Former world 800m champion Caster Semenya will run over 5,000m at the World Athletics Championships having had to switch events following a ruling over athletes with naturally elevated testosterone levels ©Getty Images

Caster Semenya, who will run at the World Athletics Championships for the first time in five years having had to switch events due to gender eligibility rules, will receive "the same treatment and same services" as any other athlete in Eugene, World Athletics President Sebastian Coe has insisted.

But Coe also took a sideswipe at "second-rate sociologists" who have questioned the scientific basis on which the rules were altered.

The 31-year-old South African last competed at the 2017 World Championships in London, where she won her third 800 metres title.

Since then she has switched to longer events due to the World Athletics ruling over naturally elevated testosterone levels and is now competing in the 5,000m.

Following scientific research athletes in this category are required to take testosterone-reducing drugs to compete in races from 400m to a mile or move to shorter or longer disciplines.

Semenya, who was 18 when she won her first world 800m title at Berlin in 2009, has made several unsuccessful legal attempts to overturn the ruling.

"She's eligible to be here," Coe said of Semenya, who missed qualification initially when she only finished sixth at the African Championships last month, but has benefited from a number of athletes dropping out and, world-ranked 81st, will run in the heats on the sixth day of competition in Eugene.

World Athletics President Sebastian Coe says former world 800m champion Caster Semenya, competing at the World Athletics Championships in the 5,000m, will get all the usual treatment and service ©Getty Images
World Athletics President Sebastian Coe says former world 800m champion Caster Semenya, competing at the World Athletics Championships in the 5,000m, will get all the usual treatment and service ©Getty Images

"If she chooses to compete in a distance that is not a restricted distance that's entirely up to her and she'll get the same treatment and same services as any athlete that's legitimately here."

Semenya is one of a handful of "restricted" athletes in Oregon, but Coe told AFP he didn't want "these athletes to go away any time soon".

"My whole approach to this has actually been about inclusivity," added Coe.

"I didn't come into the sport to stop people competing."

However Coe, who before Jake Wightman's victory was the last Briton to win a global 1500m gold when he retained his Olympic title at the 1984 Los Angeles Olympics, stressed that gender eligibility rules would not be changed any time soon.

"We've always been guided by the science and science is pretty clear: we know that testosterone is the key determinant in performance," he said.

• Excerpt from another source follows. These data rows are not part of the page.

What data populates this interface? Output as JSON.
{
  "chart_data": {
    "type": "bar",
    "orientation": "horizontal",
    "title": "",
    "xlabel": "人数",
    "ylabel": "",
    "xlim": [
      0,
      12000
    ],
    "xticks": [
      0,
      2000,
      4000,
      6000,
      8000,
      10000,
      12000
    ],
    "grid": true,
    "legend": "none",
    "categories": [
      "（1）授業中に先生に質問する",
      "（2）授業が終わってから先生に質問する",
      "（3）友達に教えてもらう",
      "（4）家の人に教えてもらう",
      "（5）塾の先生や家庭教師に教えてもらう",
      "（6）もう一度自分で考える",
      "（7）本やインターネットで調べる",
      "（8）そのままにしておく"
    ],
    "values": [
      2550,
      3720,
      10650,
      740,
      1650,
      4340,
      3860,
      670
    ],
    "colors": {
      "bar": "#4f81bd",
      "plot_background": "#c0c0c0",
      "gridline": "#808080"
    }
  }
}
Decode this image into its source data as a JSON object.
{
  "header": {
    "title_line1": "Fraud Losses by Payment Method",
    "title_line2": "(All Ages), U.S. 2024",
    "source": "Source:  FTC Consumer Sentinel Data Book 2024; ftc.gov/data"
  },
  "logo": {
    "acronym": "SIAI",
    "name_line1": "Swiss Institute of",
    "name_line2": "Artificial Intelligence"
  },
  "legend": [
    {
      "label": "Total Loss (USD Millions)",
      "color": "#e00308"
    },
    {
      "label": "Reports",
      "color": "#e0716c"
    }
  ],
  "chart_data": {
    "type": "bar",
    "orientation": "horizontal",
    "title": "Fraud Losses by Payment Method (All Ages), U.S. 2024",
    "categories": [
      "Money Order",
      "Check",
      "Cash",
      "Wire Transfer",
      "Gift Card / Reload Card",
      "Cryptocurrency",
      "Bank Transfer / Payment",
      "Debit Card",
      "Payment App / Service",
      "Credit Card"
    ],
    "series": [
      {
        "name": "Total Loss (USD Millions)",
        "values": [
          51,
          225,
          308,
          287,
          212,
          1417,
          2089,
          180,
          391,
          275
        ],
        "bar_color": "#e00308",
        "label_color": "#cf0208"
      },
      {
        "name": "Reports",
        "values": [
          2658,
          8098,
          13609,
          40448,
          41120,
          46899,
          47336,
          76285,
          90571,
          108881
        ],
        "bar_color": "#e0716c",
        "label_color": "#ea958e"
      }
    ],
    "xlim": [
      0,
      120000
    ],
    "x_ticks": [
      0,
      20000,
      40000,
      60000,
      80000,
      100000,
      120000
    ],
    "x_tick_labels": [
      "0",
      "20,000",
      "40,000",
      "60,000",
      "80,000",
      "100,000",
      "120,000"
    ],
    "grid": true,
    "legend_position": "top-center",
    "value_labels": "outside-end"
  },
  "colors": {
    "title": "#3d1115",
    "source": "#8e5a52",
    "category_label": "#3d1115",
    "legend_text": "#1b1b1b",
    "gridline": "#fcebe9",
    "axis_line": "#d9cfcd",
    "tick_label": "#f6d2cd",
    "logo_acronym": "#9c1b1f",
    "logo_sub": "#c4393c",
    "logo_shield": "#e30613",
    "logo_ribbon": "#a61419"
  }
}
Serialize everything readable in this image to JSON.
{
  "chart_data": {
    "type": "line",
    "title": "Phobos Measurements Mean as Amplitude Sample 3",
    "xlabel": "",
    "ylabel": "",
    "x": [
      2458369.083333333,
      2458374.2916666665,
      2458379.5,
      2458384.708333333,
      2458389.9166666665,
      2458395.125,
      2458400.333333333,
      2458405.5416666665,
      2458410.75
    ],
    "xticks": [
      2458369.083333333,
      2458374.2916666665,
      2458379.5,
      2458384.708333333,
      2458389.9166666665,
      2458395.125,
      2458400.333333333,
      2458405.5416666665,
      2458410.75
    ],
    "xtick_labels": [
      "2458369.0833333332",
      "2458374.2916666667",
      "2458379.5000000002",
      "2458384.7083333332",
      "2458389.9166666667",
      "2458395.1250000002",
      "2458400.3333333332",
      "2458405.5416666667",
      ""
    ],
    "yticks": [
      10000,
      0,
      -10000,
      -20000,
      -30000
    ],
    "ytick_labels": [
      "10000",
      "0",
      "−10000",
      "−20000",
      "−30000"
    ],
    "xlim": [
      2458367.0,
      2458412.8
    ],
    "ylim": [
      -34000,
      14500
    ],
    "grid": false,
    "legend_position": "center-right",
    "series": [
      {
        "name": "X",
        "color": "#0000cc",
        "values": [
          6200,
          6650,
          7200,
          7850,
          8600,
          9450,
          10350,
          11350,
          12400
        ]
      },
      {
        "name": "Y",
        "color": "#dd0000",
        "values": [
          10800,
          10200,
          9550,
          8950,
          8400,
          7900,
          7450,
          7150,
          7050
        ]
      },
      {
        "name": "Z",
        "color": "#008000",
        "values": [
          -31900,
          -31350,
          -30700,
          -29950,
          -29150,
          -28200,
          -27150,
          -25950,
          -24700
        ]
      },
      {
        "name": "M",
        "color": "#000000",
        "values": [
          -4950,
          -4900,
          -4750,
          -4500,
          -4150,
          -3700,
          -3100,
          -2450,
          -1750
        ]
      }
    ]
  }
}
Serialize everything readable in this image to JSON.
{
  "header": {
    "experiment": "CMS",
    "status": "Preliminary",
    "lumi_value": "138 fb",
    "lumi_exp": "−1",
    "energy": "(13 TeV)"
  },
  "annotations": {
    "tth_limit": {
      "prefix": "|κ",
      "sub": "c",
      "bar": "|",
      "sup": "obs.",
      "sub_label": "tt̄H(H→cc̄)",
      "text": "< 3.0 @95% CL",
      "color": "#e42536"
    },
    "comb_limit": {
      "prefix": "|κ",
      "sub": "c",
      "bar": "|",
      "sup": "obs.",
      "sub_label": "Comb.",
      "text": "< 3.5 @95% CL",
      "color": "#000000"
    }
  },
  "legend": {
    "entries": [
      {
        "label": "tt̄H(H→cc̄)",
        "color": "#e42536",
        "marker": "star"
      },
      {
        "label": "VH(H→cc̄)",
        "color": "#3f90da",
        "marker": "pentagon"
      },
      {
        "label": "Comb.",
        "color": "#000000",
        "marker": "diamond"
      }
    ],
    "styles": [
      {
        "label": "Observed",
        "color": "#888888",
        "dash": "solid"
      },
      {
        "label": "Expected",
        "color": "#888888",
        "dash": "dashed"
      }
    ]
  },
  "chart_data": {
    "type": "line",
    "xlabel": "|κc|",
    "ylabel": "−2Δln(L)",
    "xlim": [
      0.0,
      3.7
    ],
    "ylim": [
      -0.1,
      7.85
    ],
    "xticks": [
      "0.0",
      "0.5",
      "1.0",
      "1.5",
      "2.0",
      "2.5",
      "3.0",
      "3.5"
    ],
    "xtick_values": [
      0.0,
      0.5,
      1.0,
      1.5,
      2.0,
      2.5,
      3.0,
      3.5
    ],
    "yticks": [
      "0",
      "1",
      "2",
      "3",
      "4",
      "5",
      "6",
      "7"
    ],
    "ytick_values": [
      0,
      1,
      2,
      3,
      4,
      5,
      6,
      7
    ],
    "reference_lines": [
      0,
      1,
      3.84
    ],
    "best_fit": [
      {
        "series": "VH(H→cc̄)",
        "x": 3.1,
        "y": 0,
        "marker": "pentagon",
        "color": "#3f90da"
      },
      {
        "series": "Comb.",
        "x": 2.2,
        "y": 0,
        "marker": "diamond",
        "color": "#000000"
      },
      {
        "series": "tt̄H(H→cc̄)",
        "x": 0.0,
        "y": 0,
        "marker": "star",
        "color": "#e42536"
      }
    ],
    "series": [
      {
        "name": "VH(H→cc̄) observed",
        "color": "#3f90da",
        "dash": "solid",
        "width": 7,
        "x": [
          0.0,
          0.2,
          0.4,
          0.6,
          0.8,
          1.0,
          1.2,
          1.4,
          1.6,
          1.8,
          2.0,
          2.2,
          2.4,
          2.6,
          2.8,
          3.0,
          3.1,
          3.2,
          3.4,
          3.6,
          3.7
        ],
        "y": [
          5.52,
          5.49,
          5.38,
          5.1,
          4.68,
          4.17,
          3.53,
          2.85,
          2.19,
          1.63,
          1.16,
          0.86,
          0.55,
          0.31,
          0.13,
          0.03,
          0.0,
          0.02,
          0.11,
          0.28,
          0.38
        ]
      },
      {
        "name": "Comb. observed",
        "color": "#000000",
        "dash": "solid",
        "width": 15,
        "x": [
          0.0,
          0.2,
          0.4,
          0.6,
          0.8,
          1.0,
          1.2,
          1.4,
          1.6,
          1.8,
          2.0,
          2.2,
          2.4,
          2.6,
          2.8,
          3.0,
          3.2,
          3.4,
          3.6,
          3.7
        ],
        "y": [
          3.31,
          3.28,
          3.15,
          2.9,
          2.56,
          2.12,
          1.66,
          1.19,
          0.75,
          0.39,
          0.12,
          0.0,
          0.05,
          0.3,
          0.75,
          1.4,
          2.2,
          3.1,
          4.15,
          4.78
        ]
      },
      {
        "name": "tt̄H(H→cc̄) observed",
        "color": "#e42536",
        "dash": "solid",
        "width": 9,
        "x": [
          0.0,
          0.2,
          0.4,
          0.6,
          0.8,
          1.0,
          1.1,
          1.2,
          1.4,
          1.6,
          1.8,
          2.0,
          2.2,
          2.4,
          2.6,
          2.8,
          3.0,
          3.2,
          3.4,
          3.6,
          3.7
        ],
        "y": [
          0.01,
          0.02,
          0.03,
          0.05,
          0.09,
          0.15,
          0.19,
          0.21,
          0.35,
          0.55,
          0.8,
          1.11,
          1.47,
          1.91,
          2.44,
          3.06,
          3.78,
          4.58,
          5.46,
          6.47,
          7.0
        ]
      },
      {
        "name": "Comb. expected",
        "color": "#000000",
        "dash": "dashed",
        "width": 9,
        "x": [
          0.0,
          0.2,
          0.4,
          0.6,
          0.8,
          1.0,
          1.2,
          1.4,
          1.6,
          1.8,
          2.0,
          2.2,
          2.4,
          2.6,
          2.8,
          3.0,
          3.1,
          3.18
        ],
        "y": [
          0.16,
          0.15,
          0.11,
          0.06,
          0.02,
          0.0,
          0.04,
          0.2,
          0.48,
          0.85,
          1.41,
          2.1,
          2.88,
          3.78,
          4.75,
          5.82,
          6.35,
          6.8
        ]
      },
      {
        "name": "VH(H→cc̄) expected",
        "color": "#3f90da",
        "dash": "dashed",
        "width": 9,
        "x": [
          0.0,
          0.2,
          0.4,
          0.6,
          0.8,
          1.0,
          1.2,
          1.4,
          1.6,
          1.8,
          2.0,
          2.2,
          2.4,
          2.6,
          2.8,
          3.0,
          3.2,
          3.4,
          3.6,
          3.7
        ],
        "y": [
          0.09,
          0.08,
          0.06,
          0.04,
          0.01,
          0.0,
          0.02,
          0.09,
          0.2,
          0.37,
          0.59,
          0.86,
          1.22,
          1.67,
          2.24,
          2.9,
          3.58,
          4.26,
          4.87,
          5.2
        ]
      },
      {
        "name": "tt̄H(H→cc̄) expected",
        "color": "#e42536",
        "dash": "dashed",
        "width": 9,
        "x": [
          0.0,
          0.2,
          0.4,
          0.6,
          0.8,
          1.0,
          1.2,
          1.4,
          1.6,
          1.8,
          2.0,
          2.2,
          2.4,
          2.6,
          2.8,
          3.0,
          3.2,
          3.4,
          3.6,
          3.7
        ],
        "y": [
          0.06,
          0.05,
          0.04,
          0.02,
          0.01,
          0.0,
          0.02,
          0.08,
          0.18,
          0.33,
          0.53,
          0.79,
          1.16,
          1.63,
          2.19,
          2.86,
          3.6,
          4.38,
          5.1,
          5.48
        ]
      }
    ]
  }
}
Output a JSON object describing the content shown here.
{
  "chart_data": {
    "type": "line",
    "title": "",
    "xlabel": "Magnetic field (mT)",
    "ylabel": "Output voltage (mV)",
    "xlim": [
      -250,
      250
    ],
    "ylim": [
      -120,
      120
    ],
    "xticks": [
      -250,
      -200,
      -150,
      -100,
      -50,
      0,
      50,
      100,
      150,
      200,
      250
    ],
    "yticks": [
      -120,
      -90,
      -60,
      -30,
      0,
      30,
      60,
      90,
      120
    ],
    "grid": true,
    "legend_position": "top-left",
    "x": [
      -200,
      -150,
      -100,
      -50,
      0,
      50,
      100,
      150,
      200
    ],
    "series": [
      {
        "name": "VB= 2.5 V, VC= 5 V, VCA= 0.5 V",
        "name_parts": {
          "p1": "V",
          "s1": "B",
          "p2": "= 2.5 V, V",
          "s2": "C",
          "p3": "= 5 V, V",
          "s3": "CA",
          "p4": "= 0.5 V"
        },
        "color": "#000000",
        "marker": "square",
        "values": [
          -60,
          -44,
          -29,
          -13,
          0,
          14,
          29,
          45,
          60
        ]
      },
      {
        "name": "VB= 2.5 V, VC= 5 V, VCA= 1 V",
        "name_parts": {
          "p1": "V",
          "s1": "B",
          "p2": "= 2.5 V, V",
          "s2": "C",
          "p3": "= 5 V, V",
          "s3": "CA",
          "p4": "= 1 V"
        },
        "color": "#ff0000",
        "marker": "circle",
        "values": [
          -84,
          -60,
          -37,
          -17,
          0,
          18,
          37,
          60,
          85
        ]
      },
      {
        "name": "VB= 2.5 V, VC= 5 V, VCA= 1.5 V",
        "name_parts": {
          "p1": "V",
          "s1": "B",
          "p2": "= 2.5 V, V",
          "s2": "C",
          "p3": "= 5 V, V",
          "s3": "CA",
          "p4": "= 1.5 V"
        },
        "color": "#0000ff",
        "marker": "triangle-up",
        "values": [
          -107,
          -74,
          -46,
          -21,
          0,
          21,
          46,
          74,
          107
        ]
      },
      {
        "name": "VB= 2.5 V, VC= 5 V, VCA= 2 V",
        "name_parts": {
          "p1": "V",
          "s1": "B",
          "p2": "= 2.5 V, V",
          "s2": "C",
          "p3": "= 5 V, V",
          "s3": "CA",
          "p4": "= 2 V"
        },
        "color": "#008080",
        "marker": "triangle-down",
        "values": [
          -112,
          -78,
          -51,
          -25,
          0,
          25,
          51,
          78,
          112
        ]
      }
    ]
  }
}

"I'm really over having any more of these discussions with second-rate sociologists who sit there trying to tell me or the science community that there may be some issue.

"There isn't; testosterone is the key determinant in performance."

Coe said it was his responsibility to "protect the integrity of women's sport".

"We have two categories in our sport: one is age and one is gender," added the World Athletics President.

"Age because we think it's better that Olympic champions don't run against 14-year-olds in community sports and gender because if you don't have a gender separation, no woman would ever win another sporting event."

Athletes like Christine Mboma were forced to move from the 400m to the 200m due to World Athletics rules ©Getty Images
Athletes like Christine Mboma were forced to move from the 400m to the 200m due to World Athletics rules ©Getty Images

Coe said current restrictions on events from the 400m to the mile were "not set in tablets of stone".

"If we find there's an impact in other events, we will have to take that into consideration," he said, adding that it was "not about an individual, not about a country, not about a continent".

Coe added that we would not speculate on widening restrictions to events like the 200m, a distance that Namibian athlete Christine Mboma took silver in at the Tokyo 2020 Olympic Games, saying he would be "guided on science".

Semenya has a condition known as hyperandrogenism, which is characterised by higher than usual levels of testosterone, a hormone that increases muscle mass and strength and the body's ability to use oxygen.

She took medication after an initial ruling in 2011 by the IAAF - which became World Athletics in June 2019 - that all female athletes with hyperandrogenism had to lower their testosterone levels through medical means.

It made me sick, made me gain weight, panic attacks, I don't know if I was ever going to have a heart attack," Semenya said in an interview with HBO Sports in May.

"It's like stabbing yourself with a knife every day.

“But I had no choice.

"I'm 18, I want to run, I want to make it to Olympics, that's the only option for me."

In 2020 Semenya lost her appeal to the Swiss Federal Tribunal to set aside a 2019 Court of Arbitration ruling that female athletes with high natural testosterone levels must take medication to reduce it - something she now refuses to do.